Absent some special circumstance though, it would be like countless other events in our lives. Something we did. And have no memory of doing.
There is, perhaps, something faintly terrifying about this. The notion that we do so many things of which we have no subsequent knowledge. That we are responsible for so many things of which we have no subsequent knowledge. That we are present but apparently not involved in huge swathes of our lives. These videos, and the associated but more private habit we have developed of taking photos of everything, are an attempt to fight against the dying of the light of our memories.
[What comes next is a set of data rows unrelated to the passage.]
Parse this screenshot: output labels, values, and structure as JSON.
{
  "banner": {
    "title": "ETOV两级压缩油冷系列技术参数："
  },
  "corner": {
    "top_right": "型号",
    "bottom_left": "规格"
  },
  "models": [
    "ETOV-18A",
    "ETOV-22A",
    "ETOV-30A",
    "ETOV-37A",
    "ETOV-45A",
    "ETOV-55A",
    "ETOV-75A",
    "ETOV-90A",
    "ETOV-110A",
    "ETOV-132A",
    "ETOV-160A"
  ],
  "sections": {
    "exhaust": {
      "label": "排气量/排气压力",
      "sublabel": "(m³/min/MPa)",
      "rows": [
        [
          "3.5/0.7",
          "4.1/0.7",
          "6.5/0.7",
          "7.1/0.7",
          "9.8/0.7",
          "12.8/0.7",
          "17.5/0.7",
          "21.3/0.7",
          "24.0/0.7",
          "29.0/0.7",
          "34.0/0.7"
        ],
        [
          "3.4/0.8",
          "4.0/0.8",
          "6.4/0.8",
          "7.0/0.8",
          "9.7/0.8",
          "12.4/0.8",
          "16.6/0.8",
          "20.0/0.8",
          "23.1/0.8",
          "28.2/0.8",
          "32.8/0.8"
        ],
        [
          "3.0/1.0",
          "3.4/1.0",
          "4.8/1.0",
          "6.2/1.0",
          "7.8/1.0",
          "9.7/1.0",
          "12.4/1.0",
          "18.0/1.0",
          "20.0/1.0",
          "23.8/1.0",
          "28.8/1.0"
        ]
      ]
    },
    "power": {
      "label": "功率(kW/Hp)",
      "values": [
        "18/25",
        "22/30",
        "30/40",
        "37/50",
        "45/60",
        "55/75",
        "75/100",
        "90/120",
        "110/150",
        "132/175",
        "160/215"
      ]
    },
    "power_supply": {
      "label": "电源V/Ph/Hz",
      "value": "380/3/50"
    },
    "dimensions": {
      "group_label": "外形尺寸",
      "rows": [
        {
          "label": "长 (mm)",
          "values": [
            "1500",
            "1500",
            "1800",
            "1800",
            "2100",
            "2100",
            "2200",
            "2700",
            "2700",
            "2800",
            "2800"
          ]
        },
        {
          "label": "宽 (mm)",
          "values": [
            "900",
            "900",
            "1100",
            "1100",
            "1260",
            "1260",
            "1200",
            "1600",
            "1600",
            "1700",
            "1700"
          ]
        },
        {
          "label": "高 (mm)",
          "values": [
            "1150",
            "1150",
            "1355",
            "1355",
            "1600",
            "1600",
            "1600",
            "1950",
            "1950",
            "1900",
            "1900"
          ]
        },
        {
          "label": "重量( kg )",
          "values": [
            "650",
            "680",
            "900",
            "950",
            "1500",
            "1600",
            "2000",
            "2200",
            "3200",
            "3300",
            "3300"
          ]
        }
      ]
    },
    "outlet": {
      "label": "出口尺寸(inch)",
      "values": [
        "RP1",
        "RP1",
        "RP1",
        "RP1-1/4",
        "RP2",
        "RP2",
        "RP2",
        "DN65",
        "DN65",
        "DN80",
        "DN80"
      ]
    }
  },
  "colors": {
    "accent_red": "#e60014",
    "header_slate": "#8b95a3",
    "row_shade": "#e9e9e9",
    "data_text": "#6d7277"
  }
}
But we learn to cope. We know we have few if any memories of infancy (I can confidently get back to two and a half – sitting in the car waiting for my parents to close up the house they had just sold, playing with the toy car my now ex-neighbours had given me) but no further. We know that we just won’t remember things we do not consider important – last week’s lunch, the plot of the film we watched out of boredom the other day, Pythagoras’ Theorem – and that’s fine. We trust our internal editor to work out what is significant and what is not, and we are happy to live according to its red pen.
This is a Substack and thus has no editor. As you can possibly tell. But maligned though they often are, the breed plays a vital role. They trim away the extraneous, leaving behind the important; they polish the gems and remove anything that distracts from them. What they leave on the page gains lustre because it has been left on the page. Without their efforts, all that is left is a messy melange of the vital and the trivial, and no easy way to tell the difference. It is our minds’ decision to remember that tells us events are significant.
Modern technology interferes with this process. Computer memory is cheap, so we can record whatever we come across and because we can, we do. Camera film was expensive, both to buy and to develop, so we used it sparingly, only capturing the things we knew really counted – birthday parties, holidays etc. Now we just point and click. Holidays and birthdays, yes, but also the donut we are about to eat, or the serum we have just bought.
What we are left with is not a history, but an archive. No shape, or narrative, or ordering of significance, just an accumulation of data, each piece just as important as any other. There is no story to it, just the relentless amassing of detail. No highs and lows, no light and shade, just salad after salad, gym session after gym session. Everything is grey because everything is there.
These videos are a new phenomenon. They have to be. The technology to make them did not exist until recently. As with any new technology, it will take us time to adapt, to work out how best to use it. But by using it to remember, we have forgotten how important it is to forget. It is only by ruthlessly stripping away the trivial, that the important things really stand out and shine in our minds. Perhaps that is why the lives in these videos seem so flat. Because they’re not allowed to be anything else. When everything’s important, nothing is.